Methodist Pastor Charles Allen rightly says we worry about mountains we never have to climb, streams we never have to cross, and enemies we never have to face. The hardest burdens to bear are the ones which are coming. The nebulous possibility and the undefined unknown convey their own agonizing suspense.
Preparing this message, I reflected on the earlier years of my life. What did I worry about most? I feared I would fail in life, I feared there wouldn’t be enough money to pay the bills, I feared my children would not serve God when adults, I feared my daughter would lose eyesight. Hours and hours–no! years and years–of worry worry worry, all for naught. I owe God a huge apology. It truly is amazing that He loves me still. Amazing grace how sweet the sound that saved a wretch like me; Amazing grace how sweet the sound that keeps saved a wretch like me.

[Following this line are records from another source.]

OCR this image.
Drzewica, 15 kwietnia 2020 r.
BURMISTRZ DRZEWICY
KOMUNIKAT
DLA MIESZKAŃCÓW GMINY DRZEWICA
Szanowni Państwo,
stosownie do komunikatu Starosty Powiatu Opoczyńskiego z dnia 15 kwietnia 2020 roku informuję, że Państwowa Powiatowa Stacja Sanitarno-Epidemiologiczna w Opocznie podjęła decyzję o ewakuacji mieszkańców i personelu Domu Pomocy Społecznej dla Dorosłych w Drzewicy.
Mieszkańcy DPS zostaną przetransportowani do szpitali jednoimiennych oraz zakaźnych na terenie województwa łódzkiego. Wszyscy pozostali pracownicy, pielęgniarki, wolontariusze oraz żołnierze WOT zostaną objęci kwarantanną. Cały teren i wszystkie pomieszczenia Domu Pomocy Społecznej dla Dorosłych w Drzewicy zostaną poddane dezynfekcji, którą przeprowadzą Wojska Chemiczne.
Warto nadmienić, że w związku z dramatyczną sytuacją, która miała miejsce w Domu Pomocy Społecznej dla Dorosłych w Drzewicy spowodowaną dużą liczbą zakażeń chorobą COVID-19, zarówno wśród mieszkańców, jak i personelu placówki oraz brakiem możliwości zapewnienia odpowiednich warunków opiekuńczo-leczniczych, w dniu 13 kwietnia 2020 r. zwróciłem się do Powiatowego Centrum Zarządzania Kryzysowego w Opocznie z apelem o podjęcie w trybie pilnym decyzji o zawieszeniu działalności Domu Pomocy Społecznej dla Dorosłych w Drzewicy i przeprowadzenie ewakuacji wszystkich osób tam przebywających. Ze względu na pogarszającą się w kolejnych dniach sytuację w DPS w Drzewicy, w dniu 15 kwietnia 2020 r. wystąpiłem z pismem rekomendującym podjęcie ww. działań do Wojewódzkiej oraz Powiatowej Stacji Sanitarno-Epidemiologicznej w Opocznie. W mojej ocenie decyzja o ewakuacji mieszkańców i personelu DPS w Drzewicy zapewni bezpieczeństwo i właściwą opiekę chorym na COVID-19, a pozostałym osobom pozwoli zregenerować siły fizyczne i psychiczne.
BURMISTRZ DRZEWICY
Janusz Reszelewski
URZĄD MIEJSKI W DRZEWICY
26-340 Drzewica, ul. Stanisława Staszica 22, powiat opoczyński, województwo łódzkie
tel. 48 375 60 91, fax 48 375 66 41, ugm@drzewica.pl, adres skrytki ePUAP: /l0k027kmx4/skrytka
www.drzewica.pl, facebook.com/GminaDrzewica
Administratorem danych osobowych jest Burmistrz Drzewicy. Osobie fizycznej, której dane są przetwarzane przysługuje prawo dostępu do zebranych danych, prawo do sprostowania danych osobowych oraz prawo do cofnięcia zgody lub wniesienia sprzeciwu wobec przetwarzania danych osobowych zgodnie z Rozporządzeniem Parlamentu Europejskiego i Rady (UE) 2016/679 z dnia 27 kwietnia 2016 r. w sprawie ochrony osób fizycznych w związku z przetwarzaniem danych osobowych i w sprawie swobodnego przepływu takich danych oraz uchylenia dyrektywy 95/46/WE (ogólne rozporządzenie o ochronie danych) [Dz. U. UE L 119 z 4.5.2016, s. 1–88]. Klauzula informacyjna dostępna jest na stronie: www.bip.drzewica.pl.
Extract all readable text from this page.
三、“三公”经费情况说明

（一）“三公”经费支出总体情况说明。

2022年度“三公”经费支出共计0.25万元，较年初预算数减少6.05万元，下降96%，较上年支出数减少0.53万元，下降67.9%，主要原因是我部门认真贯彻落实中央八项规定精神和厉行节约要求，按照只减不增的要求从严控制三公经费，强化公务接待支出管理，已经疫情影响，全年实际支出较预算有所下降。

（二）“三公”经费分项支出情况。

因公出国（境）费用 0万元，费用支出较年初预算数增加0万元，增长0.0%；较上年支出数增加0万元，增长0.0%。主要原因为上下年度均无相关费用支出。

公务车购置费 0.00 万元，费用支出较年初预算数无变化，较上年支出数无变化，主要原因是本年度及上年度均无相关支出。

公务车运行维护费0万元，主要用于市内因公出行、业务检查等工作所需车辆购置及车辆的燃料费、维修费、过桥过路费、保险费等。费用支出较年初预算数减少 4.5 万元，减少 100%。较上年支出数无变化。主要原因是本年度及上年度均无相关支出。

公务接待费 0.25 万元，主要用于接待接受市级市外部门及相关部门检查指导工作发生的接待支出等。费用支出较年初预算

Don’t borrow trouble from tomorrow. God promises us power to bear all our troubles, but not strength to bear our troubles plus our worry about them. He enables us to bear burdens life makes, but not those we make in our imagination.
Our precious Lord here commands us not to be our own tormentors, not to be haunted by the ghost of crisis-future. Mind today. Leave tomorrow to God.
This is not to say Jesus wants us oblivious to the future. There is no virtue in ignoring it. The Bible gives clear parameters within which we may properly contemplate the future. In thinking of tomorrow, we should avoid two extremes.
First, avoid over-confidence. Look forward humbly. “Do not boast about tomorrow, for you do not know what a day may bring forth” (PR 27:1 NAS). “Ye ought to say, If the Lord will, we shall live, and do this, or that” (JM 4:13).
Second, avoid worry. Plan, but without anxiety. Reasonable foresight is encouraged. Especially make provision for your spouse and children’s tomorrows. “A good man leaves an inheritance to his children’s children” (PR 13:22a NAS).
If our minds are addicted to racing ahead, keep them running in the lane bordered by over-confidence and worry. And if our thoughts are determined to irresistibly race forward, then keep pushing them till they think on heaven’s bliss.
I confess, since we see troubles befall those around us, it is a natural part of life to ponder what we would do under similar circumstances. This is not necessarily worry, but rather a natural wondering about ourselves and how we might handle such events. It is normal to ask, what would I do if that happened to me?
In these moments when we are pondering possible calamities, we must also envision ourselves as able to endure them. We do not have strength enough today to bear what lies ahead, but when it comes, we will be strengthened adequately.
It would not be good to know in advance exactly what is going to happen to us, but it is good to know that whatever befalls us, others have endured it, and God will let nothing happen to us which is more than we can bear. “No temptation has overtaken you but such as is common to man; and God is faithful, who will not allow you to be tempted beyond what you are able, but with the temptation will provide the way of escape also, that you may be able to endure it” (1 C 10:13 NAS).
Whatever we fear most, it is “common to man.” Other believers have gone through it, survived, and even thrived. Christians in our own church family have lost spouses, parents, children; they have lost jobs, gone broke, entered bankruptcy; their children have gone gay or gone to prison or gone away from their family.
Whatever comes, “God is faithful.” We shall assuredly be left standing. As Barclay notes, life teaches us that somehow we are enabled to bear the unbearable, do the undoable, and pass the breaking point without breaking. As we ponder possible catastrophes, also imagine God making us strong enough to endure them.